Bees are disappearing all over our planet and no one knows why. Honeybees pollinate $15 billion worth of food in the US alone. They are nature’s best indicator for environmental quality. What if your grocery store looked like the bottom half of this picture? Are we going to be ok with other countries producing all of our fruits and vegetables?

Image from The Vanishing of the Bees

In the eye-opening documentary, Vanishing of the Bees, by George Langworthy and Maryham Henein, we are forced to picture a hauntingly terrifying life without honeybees. Why are bees so important? For one, they pollinate approximately one third of all of the food we eat. Some of the many crops that depend on honeybee pollination include: apples, pears, raspberries, plums, cherries, carrots, and onions. Imagine your grocery store with none of these locally grown food products available.
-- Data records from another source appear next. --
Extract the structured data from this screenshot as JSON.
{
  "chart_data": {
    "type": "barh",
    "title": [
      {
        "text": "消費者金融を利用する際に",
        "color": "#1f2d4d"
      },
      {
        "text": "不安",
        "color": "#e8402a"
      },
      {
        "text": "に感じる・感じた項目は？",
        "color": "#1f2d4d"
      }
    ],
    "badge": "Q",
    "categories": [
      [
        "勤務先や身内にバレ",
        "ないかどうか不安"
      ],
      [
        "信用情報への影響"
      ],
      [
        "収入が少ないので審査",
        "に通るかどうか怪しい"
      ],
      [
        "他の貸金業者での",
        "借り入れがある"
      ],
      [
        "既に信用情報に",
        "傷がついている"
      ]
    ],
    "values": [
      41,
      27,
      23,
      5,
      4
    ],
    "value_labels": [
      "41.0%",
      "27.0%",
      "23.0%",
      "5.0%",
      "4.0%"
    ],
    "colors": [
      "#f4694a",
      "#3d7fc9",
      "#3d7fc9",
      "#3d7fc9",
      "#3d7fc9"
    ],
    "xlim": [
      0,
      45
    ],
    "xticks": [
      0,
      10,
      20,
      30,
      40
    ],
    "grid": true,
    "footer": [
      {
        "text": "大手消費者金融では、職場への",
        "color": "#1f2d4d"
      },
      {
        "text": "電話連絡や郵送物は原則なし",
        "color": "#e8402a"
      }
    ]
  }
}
Throughout the documentary we explore the subtle phenomenon which beekeepers call “colony collapse disorder” or CCD? What exactly is CCD? This term is used to refer to the mass die off of bee colonies around the world. Hives with CCD show symptoms such as worker bees abandoning their hive, which is extremely unnatural, and also lack of attack by other predators such as wasps.

Although no one can say for certain what is causing this awful calamity, many have agreed that decades of exploiting hives may be one reason for CCD. Many commercial beekeepers will feed their bees sugar-extract or high fructose corn syrup (HFCS) after taking the honey from away from the bees. From a financial standpoint they can make more money selling the honey and buying artificial sweeteners but this money driven decision has made the bees weaker to pesticides and other chemicals they are exposed to. People may argue that sugar is sugar and that it is the same thing to the bees as honey but this isn’t true. HFCS has a different PH and it lacks the enzymes that bees receive from their natural honey.

Many people might not realize that when you feed the bees HFCS they store it in the same cells that their nectar gets store in mixing it with their honey. So when you buy honey from many suppliers you’re getting a mixture of honey and HFCS even if the label says “pure honey”. HFCS is claimed to be toxic to bees as well as to humans.

The only beekeepers that will thrive in this industry are those that seek sustainable approaches to producing honey, approaches that respect the bees needs creating a market for clean and natural honey.

What can you do?

Write your congressmen and vote with your fork, choose organic and local, plant your own garden with plants that benefit insects such as bees, stop spraying your plants, get to know your local honey producers, and help save the bees!